But I'm not surpised you haven't heard of it. It was a short-lived style and only BT's Ima is still in print to represent the style. I think the likes of Sasha and Digweed are a bit embarrassed now about playing this kind of thing- if Sasha would famously say "I don't play trance" in 2002 then he would hardly want to admit to playing Billie Ray Martin, so this era is passed over.
It's been my mission over the past year or so to remind everyone on TA of that gap in the history books. |
Many classics and good tracks are know not only to slip unnoticed but not to gain any attention, however for an entire genré to dissapear out of the blue especially after having some influence upon what house is today is kind of strange. Unlike trance it seems that house still has some of its integrity left while its sister genré trance, colapsed now into a pile of stereotypical radio garbage. Kinda ironic for a style that was meant to represent the suburban hypnotic club-scene in the late 80s/early 90s.

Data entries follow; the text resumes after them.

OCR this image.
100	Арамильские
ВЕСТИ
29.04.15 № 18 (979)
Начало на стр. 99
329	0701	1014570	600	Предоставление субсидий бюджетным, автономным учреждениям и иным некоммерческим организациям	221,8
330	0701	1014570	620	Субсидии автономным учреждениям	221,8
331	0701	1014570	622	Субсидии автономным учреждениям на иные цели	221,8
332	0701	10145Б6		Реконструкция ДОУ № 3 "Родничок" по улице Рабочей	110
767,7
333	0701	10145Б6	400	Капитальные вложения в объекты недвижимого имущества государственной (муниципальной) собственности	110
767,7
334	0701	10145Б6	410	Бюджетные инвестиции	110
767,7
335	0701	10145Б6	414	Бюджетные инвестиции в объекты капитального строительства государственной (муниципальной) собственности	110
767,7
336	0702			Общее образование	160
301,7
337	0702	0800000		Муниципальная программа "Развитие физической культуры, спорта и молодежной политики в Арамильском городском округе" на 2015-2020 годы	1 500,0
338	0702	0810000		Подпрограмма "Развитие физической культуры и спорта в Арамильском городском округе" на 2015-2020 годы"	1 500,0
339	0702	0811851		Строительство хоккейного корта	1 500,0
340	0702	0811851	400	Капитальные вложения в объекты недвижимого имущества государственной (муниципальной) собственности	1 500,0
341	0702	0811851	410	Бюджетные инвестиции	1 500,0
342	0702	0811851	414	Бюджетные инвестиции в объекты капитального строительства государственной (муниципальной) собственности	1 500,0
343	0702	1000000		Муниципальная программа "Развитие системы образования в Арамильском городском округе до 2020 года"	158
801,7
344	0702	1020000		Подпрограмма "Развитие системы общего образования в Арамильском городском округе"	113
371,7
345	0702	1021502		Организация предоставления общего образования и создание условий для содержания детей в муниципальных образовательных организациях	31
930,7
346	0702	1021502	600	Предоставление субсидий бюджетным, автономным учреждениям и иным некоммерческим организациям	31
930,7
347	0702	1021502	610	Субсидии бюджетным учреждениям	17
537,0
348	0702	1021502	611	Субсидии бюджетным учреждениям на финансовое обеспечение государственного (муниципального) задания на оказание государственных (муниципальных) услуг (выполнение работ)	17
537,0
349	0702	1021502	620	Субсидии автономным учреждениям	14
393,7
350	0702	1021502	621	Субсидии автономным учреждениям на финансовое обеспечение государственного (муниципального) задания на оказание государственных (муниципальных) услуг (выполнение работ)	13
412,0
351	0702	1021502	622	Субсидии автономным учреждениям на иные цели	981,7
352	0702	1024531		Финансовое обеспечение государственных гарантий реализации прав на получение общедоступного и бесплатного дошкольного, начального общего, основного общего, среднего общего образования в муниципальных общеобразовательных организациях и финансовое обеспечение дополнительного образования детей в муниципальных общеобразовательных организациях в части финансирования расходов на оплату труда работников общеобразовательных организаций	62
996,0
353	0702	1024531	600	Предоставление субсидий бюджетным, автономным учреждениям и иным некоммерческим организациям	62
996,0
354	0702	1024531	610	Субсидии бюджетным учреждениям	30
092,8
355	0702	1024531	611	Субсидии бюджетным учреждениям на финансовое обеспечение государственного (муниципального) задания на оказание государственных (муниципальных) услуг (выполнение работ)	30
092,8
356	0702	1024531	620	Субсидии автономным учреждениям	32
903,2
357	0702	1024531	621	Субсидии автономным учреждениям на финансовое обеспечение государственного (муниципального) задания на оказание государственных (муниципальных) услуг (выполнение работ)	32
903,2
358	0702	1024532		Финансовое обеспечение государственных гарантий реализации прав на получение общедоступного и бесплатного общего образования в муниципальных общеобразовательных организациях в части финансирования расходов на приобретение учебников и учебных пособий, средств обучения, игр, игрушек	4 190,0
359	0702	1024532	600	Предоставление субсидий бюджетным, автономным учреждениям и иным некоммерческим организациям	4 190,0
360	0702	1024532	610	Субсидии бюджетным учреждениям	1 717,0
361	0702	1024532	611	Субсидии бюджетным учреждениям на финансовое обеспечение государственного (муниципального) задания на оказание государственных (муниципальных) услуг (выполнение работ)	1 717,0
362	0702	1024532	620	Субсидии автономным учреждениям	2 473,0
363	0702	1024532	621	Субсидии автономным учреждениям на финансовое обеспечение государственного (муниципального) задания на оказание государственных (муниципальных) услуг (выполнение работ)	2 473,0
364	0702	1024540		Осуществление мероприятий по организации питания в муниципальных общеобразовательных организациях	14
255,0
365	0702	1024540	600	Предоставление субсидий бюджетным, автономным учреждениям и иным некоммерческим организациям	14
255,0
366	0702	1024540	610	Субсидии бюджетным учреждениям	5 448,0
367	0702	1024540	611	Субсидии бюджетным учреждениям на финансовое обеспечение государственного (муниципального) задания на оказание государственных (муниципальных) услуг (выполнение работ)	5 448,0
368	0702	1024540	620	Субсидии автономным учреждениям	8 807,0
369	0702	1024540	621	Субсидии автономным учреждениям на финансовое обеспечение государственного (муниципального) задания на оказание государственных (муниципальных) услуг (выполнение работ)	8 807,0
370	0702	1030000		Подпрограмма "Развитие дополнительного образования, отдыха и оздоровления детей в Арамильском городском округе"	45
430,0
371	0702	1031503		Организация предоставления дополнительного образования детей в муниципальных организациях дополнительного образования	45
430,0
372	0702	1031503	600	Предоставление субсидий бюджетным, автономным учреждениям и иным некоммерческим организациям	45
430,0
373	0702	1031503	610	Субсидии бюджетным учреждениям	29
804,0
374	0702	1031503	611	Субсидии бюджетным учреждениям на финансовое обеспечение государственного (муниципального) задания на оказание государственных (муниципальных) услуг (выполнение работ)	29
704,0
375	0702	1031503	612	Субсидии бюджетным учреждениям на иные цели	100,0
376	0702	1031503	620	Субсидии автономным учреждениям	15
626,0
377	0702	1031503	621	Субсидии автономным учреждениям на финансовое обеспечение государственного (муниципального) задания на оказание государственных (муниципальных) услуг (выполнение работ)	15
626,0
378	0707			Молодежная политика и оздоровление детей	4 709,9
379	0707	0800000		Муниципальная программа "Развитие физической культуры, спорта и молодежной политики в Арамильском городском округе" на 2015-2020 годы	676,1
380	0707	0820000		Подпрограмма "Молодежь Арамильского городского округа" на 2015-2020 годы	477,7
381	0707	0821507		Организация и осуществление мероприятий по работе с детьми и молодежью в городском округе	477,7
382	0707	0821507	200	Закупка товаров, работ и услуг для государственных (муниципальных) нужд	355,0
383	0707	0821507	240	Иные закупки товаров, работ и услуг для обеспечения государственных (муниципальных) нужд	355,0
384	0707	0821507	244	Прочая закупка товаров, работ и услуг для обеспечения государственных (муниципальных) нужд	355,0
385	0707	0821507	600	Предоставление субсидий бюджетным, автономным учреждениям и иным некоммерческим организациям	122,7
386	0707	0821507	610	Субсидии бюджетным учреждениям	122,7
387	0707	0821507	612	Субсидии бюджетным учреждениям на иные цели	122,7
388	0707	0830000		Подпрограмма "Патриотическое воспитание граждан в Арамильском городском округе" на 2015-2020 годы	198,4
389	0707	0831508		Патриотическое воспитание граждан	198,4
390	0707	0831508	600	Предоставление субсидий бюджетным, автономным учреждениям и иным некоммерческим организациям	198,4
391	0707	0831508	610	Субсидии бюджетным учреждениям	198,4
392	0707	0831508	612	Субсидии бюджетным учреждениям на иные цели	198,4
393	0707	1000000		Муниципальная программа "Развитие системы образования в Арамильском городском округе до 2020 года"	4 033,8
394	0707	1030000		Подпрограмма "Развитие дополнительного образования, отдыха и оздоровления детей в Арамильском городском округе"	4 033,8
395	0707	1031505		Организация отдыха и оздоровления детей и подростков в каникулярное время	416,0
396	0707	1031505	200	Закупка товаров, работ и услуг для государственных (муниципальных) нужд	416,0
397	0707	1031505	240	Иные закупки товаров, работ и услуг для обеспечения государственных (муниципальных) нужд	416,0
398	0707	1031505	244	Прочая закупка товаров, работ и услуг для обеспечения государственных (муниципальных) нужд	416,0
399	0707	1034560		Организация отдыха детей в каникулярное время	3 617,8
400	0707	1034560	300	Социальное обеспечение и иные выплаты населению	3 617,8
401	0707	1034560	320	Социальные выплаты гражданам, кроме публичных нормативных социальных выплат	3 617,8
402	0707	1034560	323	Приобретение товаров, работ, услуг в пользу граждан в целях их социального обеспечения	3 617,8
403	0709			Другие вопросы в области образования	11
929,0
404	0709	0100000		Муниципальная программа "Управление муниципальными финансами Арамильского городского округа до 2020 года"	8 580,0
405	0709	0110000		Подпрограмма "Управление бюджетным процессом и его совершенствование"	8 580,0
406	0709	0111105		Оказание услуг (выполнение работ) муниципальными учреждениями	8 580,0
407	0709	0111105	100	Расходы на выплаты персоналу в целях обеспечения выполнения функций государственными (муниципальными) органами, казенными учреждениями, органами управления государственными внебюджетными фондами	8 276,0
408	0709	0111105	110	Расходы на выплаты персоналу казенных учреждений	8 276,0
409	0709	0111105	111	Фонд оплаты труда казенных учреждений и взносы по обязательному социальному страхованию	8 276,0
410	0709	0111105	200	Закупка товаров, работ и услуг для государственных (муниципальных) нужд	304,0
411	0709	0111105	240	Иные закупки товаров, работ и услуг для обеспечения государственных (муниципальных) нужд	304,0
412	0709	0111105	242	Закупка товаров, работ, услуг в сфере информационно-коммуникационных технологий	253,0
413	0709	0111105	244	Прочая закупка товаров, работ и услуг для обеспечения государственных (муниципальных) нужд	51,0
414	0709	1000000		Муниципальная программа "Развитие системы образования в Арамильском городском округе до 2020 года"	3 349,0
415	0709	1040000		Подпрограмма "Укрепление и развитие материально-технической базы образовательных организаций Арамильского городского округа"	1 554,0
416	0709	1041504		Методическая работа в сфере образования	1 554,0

I guess that for that time when epic-house existed, producers wanted, as today to be able to fusion trance and house together, simply creating a new sound. However the fact that it dissapeared shows that either they didn't succeed or that the audience at that stage was not mature for the particular sound, I for one will not comment on this untill further documentation.
Maybe it's time for someone to bring it back. Maybe we're mature now and able to revive a lost sound.